Illustration by Maria Fabrizio

A 'fulfilling' presidency

May 21, 2021

Forum

By Ronald A. Crutcher, president

When I stepped down as president of Wheaton College, I told my wife, Dr. Betty Neal Crutcher, that I did not intend to take on another presidency. There was, however, one caveat: If I could find a small institution whose faculty and staff prized their roles as mentors above all else, I would reconsider my plans. I fully expected that I would return to the performing arts, where I had begun my career. Then an executive search firm contacted me about the University of Richmond.

I had always known that Richmond was a very fine institution, but its quality far exceeded my expectations. I was especially impressed with the university’s commitment to supporting close faculty, staff, and student collaboration. As our alumni community exemplifies so well, this commitment has helped prepare generations of students to contribute to and succeed in a complex world.
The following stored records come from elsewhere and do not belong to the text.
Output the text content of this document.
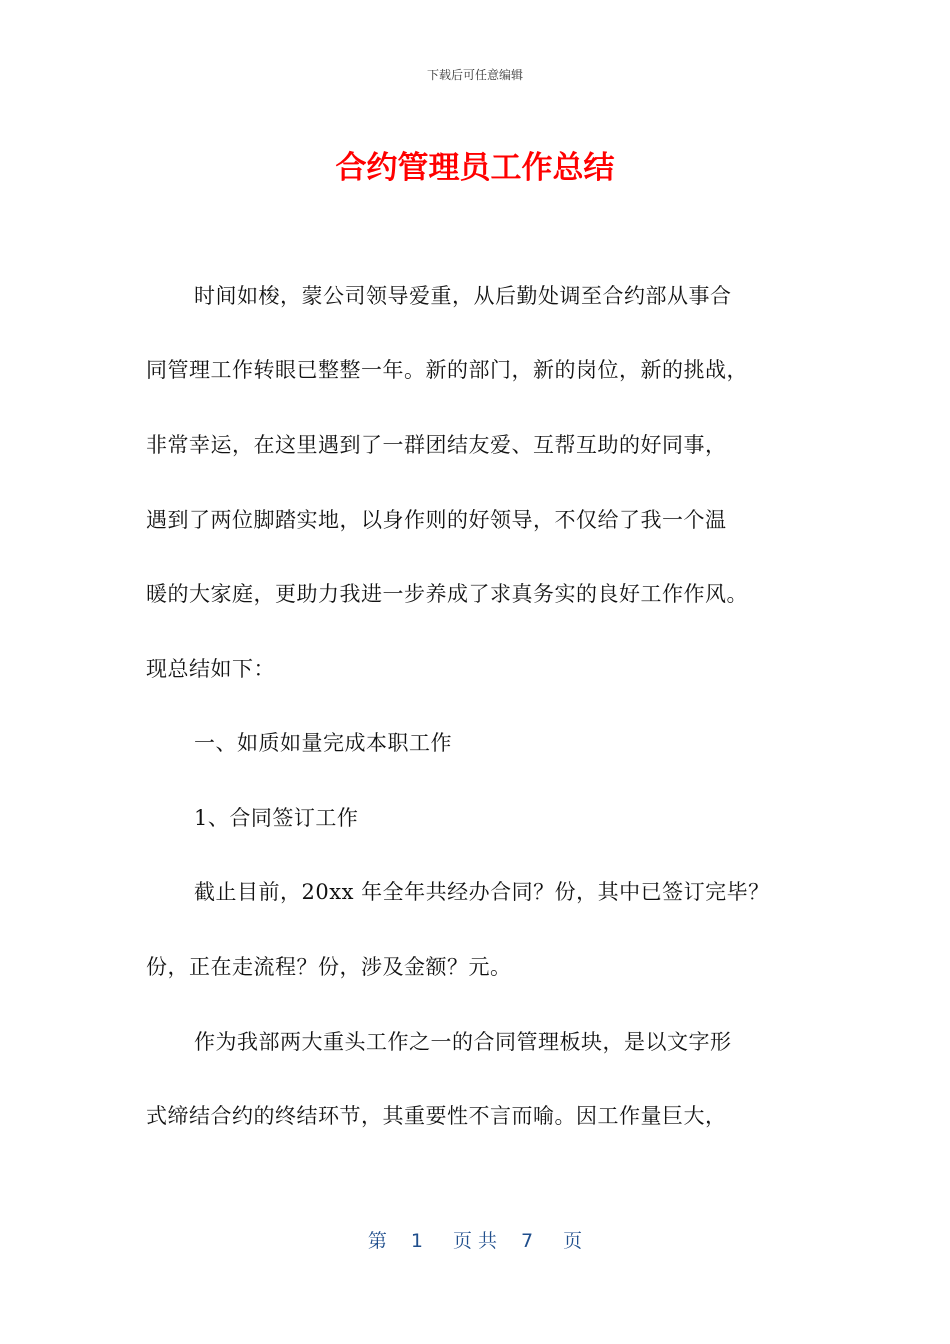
下载后可任意编辑
合约管理员工作总结
时间如梭，蒙公司领导爱重，从后勤处调至合约部从事合
同管理工作转眼已整整一年。新的部门，新的岗位，新的挑战，
非常幸运，在这里遇到了一群团结友爱、互帮互助的好同事，
遇到了两位脚踏实地，以身作则的好领导，不仅给了我一个温
暖的大家庭，更助力我进一步养成了求真务实的良好工作作风。
现总结如下：
一、如质如量完成本职工作
1、合同签订工作
截止目前，20xx 年全年共经办合同？份，其中已签订完毕？
份，正在走流程？份，涉及金额？元。
作为我部两大重头工作之一的合同管理板块，是以文字形
式缔结合约的终结环节，其重要性不言而喻。因工作量巨大，
第 1 页 共 7 页
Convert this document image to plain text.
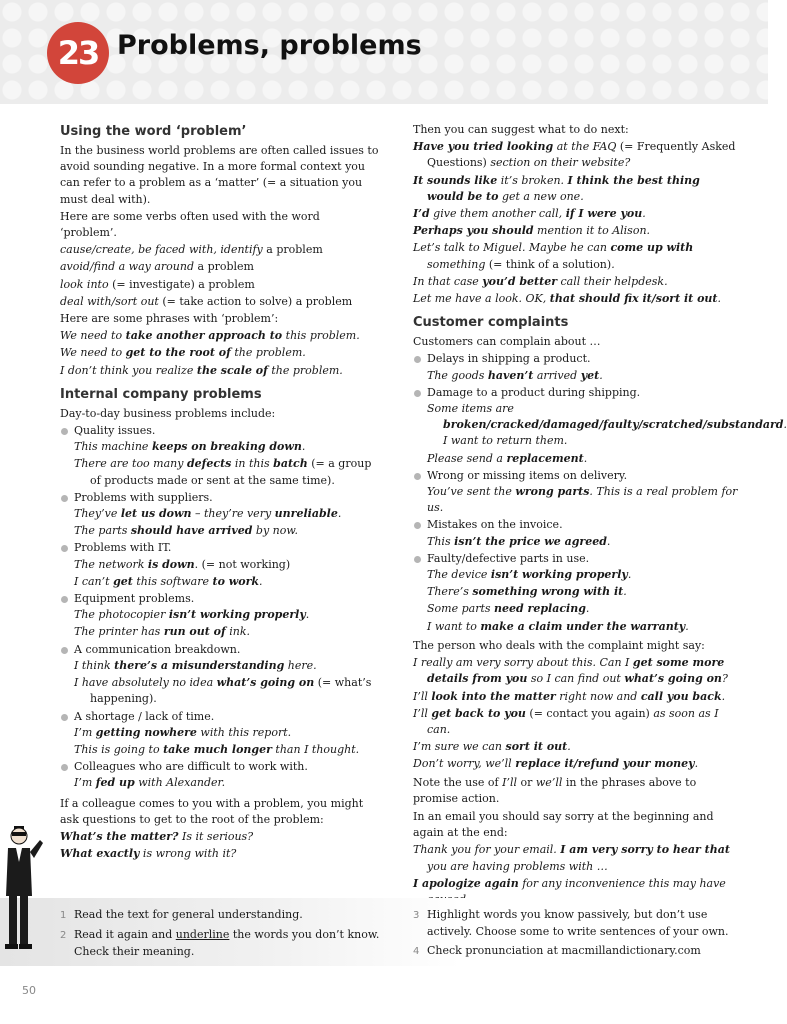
23 Problems, problems
Using the word ‘problem’

In the business world problems are often called issues to avoid sounding negative. In a more formal context you can refer to a problem as a ‘matter’ (= a situation you must deal with).

Here are some verbs often used with the word ‘problem’.

cause/create, be faced with, identify a problem

avoid/find a way around a problem

look into (= investigate) a problem

deal with/sort out (= take action to solve) a problem

Here are some phrases with ‘problem’:

We need to take another approach to this problem.

We need to get to the root of the problem.

I don’t think you realize the scale of the problem.

Internal company problems

Day-to-day business problems include:

Quality issues.

This machine keeps on breaking down.

There are too many defects in this batch (= a group of products made or sent at the same time).

Problems with suppliers.

They’ve let us down – they’re very unreliable.

The parts should have arrived by now.

Problems with IT.

The network is down. (= not working)

I can’t get this software to work.

Equipment problems.

The photocopier isn’t working properly.

The printer has run out of ink.

A communication breakdown.

I think there’s a misunderstanding here.

I have absolutely no idea what’s going on (= what’s happening).

A shortage / lack of time.

I’m getting nowhere with this report.

This is going to take much longer than I thought.

Colleagues who are difficult to work with.

I’m fed up with Alexander.

If a colleague comes to you with a problem, you might ask questions to get to the root of the problem:

What’s the matter? Is it serious?

What exactly is wrong with it?

Then you can suggest what to do next:

Have you tried looking at the FAQ (= Frequently Asked Questions) section on their website?

It sounds like it’s broken. I think the best thing would be to get a new one.

I’d give them another call, if I were you.

Perhaps you should mention it to Alison.

Let’s talk to Miguel. Maybe he can come up with something (= think of a solution).

In that case you’d better call their helpdesk.

Let me have a look. OK, that should fix it/sort it out.

Customer complaints

Customers can complain about …

Delays in shipping a product.

The goods haven’t arrived yet.

Damage to a product during shipping.

Some items are broken/cracked/damaged/faulty/scratched/substandard. I want to return them.

Please send a replacement.

Wrong or missing items on delivery.

You’ve sent the wrong parts. This is a real problem for us.

Mistakes on the invoice.

This isn’t the price we agreed.

Faulty/defective parts in use.

The device isn’t working properly.

There’s something wrong with it.

Some parts need replacing.

I want to make a claim under the warranty.

The person who deals with the complaint might say:

I really am very sorry about this. Can I get some more details from you so I can find out what’s going on?

I’ll look into the matter right now and call you back.

I’ll get back to you (= contact you again) as soon as I can.

I’m sure we can sort it out.

Don’t worry, we’ll replace it/refund your money.

Note the use of I’ll or we’ll in the phrases above to promise action.

In an email you should say sorry at the beginning and again at the end:

Thank you for your email. I am very sorry to hear that you are having problems with …

I apologize again for any inconvenience this may have

1 Read the text for general understanding.
2 Read it again and underline the words you don’t know.
Check their meaning.
3 Highlight words you know passively, but don’t use
actively. Choose some to write sentences of your own.
4 Check pronunciation at macmillandictionary.com
50
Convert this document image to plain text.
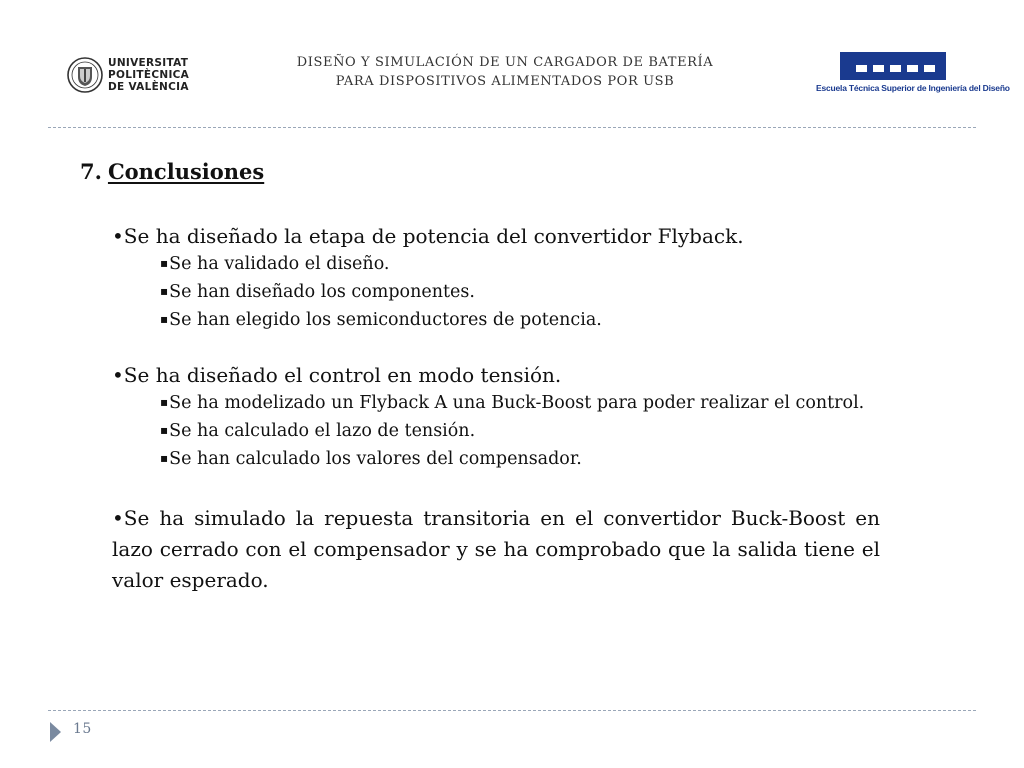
UNIVERSITAT
POLITÈCNICA
DE VALÈNCIA
DISEÑO Y SIMULACIÓN DE UN CARGADOR DE BATERÍA
PARA DISPOSITIVOS ALIMENTADOS POR USB	Escuela Técnica Superior de Ingeniería del Diseño
7. Conclusiones

•Se ha diseñado la etapa de potencia del convertidor Flyback.

▪Se ha validado el diseño.

▪Se han diseñado los componentes.

▪Se han elegido los semiconductores de potencia.

•Se ha diseñado el control en modo tensión.

▪Se ha modelizado un Flyback A una Buck-Boost para poder realizar el control.

▪Se ha calculado el lazo de tensión.

▪Se han calculado los valores del compensador.

•Se ha simulado la repuesta transitoria en el convertidor Buck-Boost en lazo cerrado con el compensador y se ha comprobado que la salida tiene el valor esperado.

15
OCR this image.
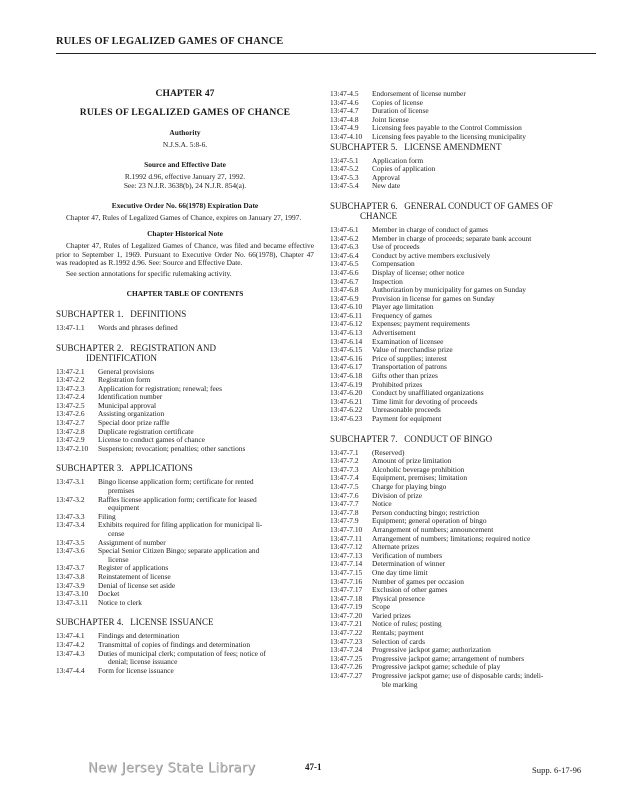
RULES OF LEGALIZED GAMES OF CHANCE
CHAPTER 47
RULES OF LEGALIZED GAMES OF CHANCE
Authority
N.J.S.A. 5:8-6.
Source and Effective Date
R.1992 d.96, effective January 27, 1992.
See: 23 N.J.R. 3638(b), 24 N.J.R. 854(a).
Executive Order No. 66(1978) Expiration Date
Chapter 47, Rules of Legalized Games of Chance, expires on January 27, 1997.
Chapter Historical Note
Chapter 47, Rules of Legalized Games of Chance, was filed and became effective prior to September 1, 1969. Pursuant to Executive Order No. 66(1978), Chapter 47 was readopted as R.1992 d.96. See: Source and Effective Date.
See section annotations for specific rulemaking activity.
CHAPTER TABLE OF CONTENTS
SUBCHAPTER 1.   DEFINITIONS
13:47-1.1	Words and phrases defined
SUBCHAPTER 2.   REGISTRATION AND
IDENTIFICATION
13:47-2.1	General provisions
13:47-2.2	Registration form
13:47-2.3	Application for registration; renewal; fees
13:47-2.4	Identification number
13:47-2.5	Municipal approval
13:47-2.6	Assisting organization
13:47-2.7	Special door prize raffle
13:47-2.8	Duplicate registration certificate
13:47-2.9	License to conduct games of chance
13:47-2.10	Suspension; revocation; penalties; other sanctions
SUBCHAPTER 3.   APPLICATIONS
13:47-3.1	Bingo license application form; certificate for rented
premises
13:47-3.2	Raffles license application form; certificate for leased
equipment
13:47-3.3	Filing
13:47-3.4	Exhibits required for filing application for municipal li-
cense
13:47-3.5	Assignment of number
13:47-3.6	Special Senior Citizen Bingo; separate application and
license
13:47-3.7	Register of applications
13:47-3.8	Reinstatement of license
13:47-3.9	Denial of license set aside
13:47-3.10	Docket
13:47-3.11	Notice to clerk
SUBCHAPTER 4.   LICENSE ISSUANCE
13:47-4.1	Findings and determination
13:47-4.2	Transmittal of copies of findings and determination
13:47-4.3	Duties of municipal clerk; computation of fees; notice of
denial; license issuance
13:47-4.4	Form for license issuance
13:47-4.5	Endorsement of license number
13:47-4.6	Copies of license
13:47-4.7	Duration of license
13:47-4.8	Joint license
13:47-4.9	Licensing fees payable to the Control Commission
13:47-4.10	Licensing fees payable to the licensing municipality
SUBCHAPTER 5.   LICENSE AMENDMENT
13:47-5.1	Application form
13:47-5.2	Copies of application
13:47-5.3	Approval
13:47-5.4	New date
SUBCHAPTER 6.   GENERAL CONDUCT OF GAMES OF
CHANCE
13:47-6.1	Member in charge of conduct of games
13:47-6.2	Member in charge of proceeds; separate bank account
13:47-6.3	Use of proceeds
13:47-6.4	Conduct by active members exclusively
13:47-6.5	Compensation
13:47-6.6	Display of license; other notice
13:47-6.7	Inspection
13:47-6.8	Authorization by municipality for games on Sunday
13:47-6.9	Provision in license for games on Sunday
13:47-6.10	Player age limitation
13:47-6.11	Frequency of games
13:47-6.12	Expenses; payment requirements
13:47-6.13	Advertisement
13:47-6.14	Examination of licensee
13:47-6.15	Value of merchandise prize
13:47-6.16	Price of supplies; interest
13:47-6.17	Transportation of patrons
13:47-6.18	Gifts other than prizes
13:47-6.19	Prohibited prizes
13:47-6.20	Conduct by unaffiliated organizations
13:47-6.21	Time limit for devoting of proceeds
13:47-6.22	Unreasonable proceeds
13:47-6.23	Payment for equipment
SUBCHAPTER 7.   CONDUCT OF BINGO
13:47-7.1	(Reserved)
13:47-7.2	Amount of prize limitation
13:47-7.3	Alcoholic beverage prohibition
13:47-7.4	Equipment, premises; limitation
13:47-7.5	Charge for playing bingo
13:47-7.6	Division of prize
13:47-7.7	Notice
13:47-7.8	Person conducting bingo; restriction
13:47-7.9	Equipment; general operation of bingo
13:47-7.10	Arrangement of numbers; announcement
13:47-7.11	Arrangement of numbers; limitations; required notice
13:47-7.12	Alternate prizes
13:47-7.13	Verification of numbers
13:47-7.14	Determination of winner
13:47-7.15	One day time limit
13:47-7.16	Number of games per occasion
13:47-7.17	Exclusion of other games
13:47-7.18	Physical presence
13:47-7.19	Scope
13:47-7.20	Varied prizes
13:47-7.21	Notice of rules; posting
13:47-7.22	Rentals; payment
13:47-7.23	Selection of cards
13:47-7.24	Progressive jackpot game; authorization
13:47-7.25	Progressive jackpot game; arrangement of numbers
13:47-7.26	Progressive jackpot game; schedule of play
13:47-7.27	Progressive jackpot game; use of disposable cards; indeli-
ble marking
New Jersey State Library	47-1	Supp. 6-17-96
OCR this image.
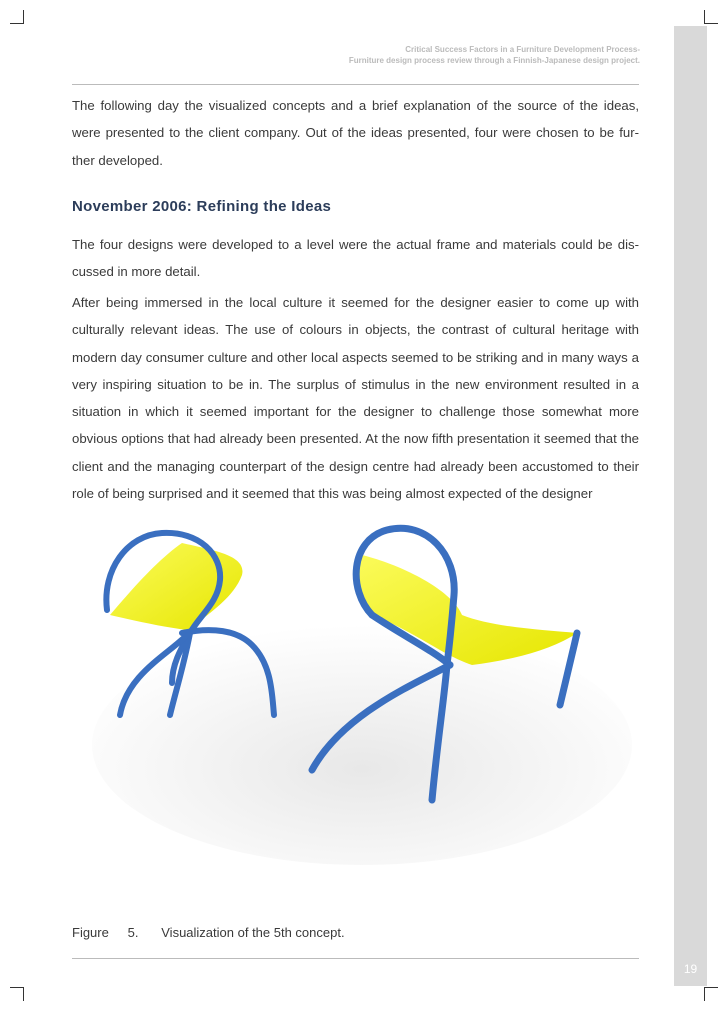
19
Critical Success Factors in a Furniture Development Process-
Furniture design process review through a Finnish-Japanese design project.

The following day the visualized concepts and a brief explanation of the source of the ideas, were presented to the client company. Out of the ideas presented, four were chosen to be fur-ther developed.

November 2006: Refining the Ideas

The four designs were developed to a level were the actual frame and materials could be dis-cussed in more detail.

After being immersed in the local culture it seemed for the designer easier to come up with culturally relevant ideas. The use of colours in objects, the contrast of cultural heritage with modern day consumer culture and other local aspects seemed to be striking and in many ways a very inspiring situation to be in. The surplus of stimulus in the new environment resulted in a situation in which it seemed important for the designer to challenge those somewhat more obvious options that had already been presented. At the now fifth presentation it seemed that the client and the managing counterpart of the design centre had already been accustomed to their role of being surprised and it seemed that this was being almost expected of the designer

Figure 5. Visualization of the 5th concept.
One of the greatest pleasures of my job has been working alongside our community to advance our educational mission. I am proud of everything we have accomplished together to advance our goal to be, and to be recognized as, one of the strongest liberal arts institutions in the nation.

Together, we have advanced academic 
excellence, from bolstering support for faculty 
development to creating new living-learning communities, such as the Richmond 
Endeavor. We have made significant strides in recruiting and retaining diverse and highly qualified students and faculty.

We have advanced the university’s reach and reputation, including by establishing a successful Office of Scholars and Fellowships. And our new Well-Being Center has put us at the forefront of higher education’s well-being movement.

I am grateful to the countless alumni who have given their time, energy, and resources to advance our educational excellence. Today, U.S. News and World Report ranks us 22nd for national liberal arts colleges — our highest ranking ever in this category.

We have made great progress, but there is still more work to do. When I challenged our community in my inaugural address to use our rich diversity to change the university’s culture so that everyone could thrive, I wish I had added this transformation could not be achieved in five or even 10 years. Our efforts at making Richmond more inclusive are — and will be — a continuous work in progress.

We will continue to have impassioned debates about how best to advance this work, as we have this spring on our campus. Such difficult conversations are part of the evolution of becoming a truly inclusive community. I remain confident that if we press forward together and navigate our differences with patience, empathy, and intellect, we will emerge stronger than before.

Our university has come a long way from the days when our focus was preparing white Baptist men for the pastorate. However imperfectly, our institution increasingly embodies the belief that diversity, equity, and inclusion are inextricably linked to academic excellence and the work of preparing our students for lives of purpose, whatever path they may choose.

Thank you for making my six years as Richmond’s president some of the most fulfilling of my life. Your commitment to the university has been a constant source of pride and inspiration for me. I salute you for the many ways you have helped make UR the great institution it is today — and will be tomorrow.